Vaatler Bölüm 8

1.2K 34 9
                                    

Merhabalar efenim yine ben, paylaştığım müziklerle okuyabilirsiniz, şimdiden keyifli okumalar dilerim..:))

Güzel bir rüyadan uyanırmış gibi gülümsedi. Sıcak bir an sarmıştı bedenini tanıdık. Vücudu günlerdir ağrıyormuş da birden tüm ağrılar dinmiş gibiydi. Yıllarca uyumamış da uykusunu derinden almış gibi.
Bu duyduğu tanıdık ses, dokunuş, bildiği bu şarkı geçmişten bir güne götürmüştü kendini sanki.

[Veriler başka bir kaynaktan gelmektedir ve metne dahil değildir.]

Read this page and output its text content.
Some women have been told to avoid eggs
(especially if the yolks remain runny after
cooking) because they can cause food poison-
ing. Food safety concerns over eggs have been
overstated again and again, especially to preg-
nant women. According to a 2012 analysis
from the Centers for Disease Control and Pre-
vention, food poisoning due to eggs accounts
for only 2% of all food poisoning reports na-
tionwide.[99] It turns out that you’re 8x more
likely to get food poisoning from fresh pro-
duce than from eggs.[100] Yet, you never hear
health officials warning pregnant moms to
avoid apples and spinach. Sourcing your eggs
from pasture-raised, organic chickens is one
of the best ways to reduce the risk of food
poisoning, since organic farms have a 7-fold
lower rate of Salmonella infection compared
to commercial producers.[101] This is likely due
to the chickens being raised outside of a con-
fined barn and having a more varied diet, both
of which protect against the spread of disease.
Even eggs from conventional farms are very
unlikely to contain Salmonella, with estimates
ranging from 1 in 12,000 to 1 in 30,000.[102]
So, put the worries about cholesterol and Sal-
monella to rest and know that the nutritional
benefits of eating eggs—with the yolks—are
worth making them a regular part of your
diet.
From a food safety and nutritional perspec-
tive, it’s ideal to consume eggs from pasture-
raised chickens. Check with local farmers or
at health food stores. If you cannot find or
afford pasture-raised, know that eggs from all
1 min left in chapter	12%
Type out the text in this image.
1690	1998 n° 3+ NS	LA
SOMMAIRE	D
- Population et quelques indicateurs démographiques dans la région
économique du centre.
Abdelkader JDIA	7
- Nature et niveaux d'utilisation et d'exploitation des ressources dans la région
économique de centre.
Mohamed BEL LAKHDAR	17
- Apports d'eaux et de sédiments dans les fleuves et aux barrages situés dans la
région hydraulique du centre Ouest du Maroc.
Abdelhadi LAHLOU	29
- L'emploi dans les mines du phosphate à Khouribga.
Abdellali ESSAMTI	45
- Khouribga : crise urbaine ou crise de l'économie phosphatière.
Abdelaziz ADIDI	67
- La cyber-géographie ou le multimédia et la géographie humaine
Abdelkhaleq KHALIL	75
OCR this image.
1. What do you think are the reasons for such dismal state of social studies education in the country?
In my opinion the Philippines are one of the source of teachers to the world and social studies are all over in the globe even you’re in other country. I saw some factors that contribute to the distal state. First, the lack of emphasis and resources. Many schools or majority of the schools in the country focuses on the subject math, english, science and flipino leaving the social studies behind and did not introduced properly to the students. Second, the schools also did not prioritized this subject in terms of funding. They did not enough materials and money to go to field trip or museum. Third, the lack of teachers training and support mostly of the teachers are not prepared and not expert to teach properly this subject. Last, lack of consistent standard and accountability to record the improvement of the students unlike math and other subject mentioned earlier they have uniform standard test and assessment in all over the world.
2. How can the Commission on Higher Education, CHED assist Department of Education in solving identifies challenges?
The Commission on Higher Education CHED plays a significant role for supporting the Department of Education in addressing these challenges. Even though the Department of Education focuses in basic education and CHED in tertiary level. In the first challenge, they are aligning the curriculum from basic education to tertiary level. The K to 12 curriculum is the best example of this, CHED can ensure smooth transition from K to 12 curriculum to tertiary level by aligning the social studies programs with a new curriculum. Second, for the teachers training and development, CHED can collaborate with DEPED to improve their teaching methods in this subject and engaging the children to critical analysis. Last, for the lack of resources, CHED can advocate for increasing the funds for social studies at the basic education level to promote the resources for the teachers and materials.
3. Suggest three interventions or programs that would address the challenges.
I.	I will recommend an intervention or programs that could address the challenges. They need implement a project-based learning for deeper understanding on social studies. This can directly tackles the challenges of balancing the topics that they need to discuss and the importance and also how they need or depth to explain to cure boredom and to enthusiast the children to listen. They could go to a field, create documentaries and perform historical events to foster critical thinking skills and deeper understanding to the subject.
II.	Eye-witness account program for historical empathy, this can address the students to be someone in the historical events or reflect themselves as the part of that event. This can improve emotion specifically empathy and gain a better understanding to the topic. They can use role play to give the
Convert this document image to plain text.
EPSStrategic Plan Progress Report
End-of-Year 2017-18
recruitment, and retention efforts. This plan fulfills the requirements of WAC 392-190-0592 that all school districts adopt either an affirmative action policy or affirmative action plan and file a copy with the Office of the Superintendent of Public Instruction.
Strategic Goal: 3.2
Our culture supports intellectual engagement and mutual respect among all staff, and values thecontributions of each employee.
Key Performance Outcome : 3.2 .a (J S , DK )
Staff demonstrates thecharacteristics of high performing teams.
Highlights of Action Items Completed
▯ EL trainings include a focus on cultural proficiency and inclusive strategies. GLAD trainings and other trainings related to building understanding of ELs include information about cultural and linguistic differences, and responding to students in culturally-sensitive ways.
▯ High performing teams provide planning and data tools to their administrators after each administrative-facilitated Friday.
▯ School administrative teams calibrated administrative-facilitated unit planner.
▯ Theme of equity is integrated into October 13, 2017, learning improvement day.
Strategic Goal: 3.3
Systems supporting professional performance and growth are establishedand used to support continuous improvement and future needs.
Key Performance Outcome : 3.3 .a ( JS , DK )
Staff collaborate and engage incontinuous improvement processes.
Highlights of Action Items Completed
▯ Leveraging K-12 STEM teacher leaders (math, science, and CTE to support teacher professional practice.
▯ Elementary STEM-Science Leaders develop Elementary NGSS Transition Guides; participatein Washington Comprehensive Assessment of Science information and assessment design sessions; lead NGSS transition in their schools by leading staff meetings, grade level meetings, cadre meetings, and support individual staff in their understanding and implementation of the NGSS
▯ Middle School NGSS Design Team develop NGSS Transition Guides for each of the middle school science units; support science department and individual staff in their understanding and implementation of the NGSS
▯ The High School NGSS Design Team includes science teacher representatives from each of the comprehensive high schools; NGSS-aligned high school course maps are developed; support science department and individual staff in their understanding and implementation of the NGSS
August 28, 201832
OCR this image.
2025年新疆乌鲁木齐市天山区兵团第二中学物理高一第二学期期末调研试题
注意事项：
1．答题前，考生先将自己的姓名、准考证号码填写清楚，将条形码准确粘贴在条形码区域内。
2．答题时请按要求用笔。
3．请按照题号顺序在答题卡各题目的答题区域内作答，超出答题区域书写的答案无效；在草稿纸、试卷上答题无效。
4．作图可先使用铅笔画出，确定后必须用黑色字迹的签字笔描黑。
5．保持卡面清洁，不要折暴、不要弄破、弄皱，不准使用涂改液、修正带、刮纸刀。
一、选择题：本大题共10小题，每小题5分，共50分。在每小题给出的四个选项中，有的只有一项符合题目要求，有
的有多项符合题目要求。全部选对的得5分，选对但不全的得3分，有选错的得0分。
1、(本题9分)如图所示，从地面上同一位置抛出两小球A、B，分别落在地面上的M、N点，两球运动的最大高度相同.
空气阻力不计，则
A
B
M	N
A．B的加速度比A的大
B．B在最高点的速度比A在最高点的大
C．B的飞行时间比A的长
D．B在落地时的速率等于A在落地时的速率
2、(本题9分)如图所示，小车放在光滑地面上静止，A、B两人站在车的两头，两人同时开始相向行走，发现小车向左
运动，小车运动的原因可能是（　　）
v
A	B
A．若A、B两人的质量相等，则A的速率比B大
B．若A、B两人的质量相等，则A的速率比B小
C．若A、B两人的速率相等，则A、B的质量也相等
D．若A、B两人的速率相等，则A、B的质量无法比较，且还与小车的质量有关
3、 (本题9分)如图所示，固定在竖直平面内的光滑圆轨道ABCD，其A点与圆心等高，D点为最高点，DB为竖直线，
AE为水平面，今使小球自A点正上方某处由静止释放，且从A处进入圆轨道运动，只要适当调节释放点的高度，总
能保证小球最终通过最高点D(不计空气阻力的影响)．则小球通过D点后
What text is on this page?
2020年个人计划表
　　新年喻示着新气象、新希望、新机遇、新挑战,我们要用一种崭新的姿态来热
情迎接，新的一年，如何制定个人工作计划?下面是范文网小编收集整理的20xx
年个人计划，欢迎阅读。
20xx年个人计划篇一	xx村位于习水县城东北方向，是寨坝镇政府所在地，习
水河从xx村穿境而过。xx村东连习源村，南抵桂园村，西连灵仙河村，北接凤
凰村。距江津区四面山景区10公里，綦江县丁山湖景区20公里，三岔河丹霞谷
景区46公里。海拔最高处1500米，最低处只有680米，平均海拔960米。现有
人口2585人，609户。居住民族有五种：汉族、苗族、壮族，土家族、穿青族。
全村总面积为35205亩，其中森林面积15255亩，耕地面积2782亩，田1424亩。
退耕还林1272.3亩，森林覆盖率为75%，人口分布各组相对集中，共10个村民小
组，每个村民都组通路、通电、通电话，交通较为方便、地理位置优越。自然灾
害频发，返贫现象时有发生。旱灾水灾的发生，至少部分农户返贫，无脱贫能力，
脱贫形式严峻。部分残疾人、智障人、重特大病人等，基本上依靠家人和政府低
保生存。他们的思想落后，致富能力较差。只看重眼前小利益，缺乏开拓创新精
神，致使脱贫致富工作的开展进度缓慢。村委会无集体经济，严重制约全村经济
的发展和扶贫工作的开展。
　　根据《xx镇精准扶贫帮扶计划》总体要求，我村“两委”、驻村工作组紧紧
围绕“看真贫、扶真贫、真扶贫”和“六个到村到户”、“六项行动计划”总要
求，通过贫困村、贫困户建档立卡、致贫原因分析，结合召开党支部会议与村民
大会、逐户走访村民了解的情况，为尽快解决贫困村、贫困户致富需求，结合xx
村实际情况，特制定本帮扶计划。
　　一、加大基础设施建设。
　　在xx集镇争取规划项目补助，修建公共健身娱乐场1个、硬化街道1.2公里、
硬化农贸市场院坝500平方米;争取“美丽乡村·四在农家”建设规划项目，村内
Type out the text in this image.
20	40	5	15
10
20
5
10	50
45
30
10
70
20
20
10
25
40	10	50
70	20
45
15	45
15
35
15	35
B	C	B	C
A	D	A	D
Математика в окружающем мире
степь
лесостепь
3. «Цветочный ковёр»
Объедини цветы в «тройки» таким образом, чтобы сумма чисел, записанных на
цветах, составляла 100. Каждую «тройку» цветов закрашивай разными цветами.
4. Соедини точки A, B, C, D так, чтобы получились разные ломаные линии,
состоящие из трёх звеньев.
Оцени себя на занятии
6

"Hayat bazen öyle insafsız ki
Küçük bir boşluğundan yakalar
Hissettirmez en zayıf anında
Seni ta yüreğinden yaralar..."

Gözlerini açtığında duyduğu o şarkı çalmaya devam ediyordu. Durumun gerçekliğini kavrayamasa da bir an sonra nerede olduğunu fark edip hızla oturdu. Etrafına bakarken gördü onu. Karşısında bir sandalyeye oturmuş kendisini izliyordu. Birden konuşamadı. Nutku tutulmuş gibi öylece kala kaldı Umut. Onu izlerken derin bir nefes aldı.

"Ben...Ne oldu?"
Tek kaşını kaldırdı karşısında ki,
"Heyecandan bayıldın."
"Ne heyecanı?"
"Bilmem, bana da sen söylersin diye düşündüm. Üzerime yığılan sensin."
Birden dudaklarını aralayarak bir şey söylemek ister gibi durdu Umut. Gözlerini kocaman açmış karşısında ki surete bakarken sözler dizildi boğazına ne diyeceğini bilemedi. Sarı saçlarının arasından geçirdi parmaklarını.
"Affedersin. Yorgundum. Ama Bu bahane değil tabi."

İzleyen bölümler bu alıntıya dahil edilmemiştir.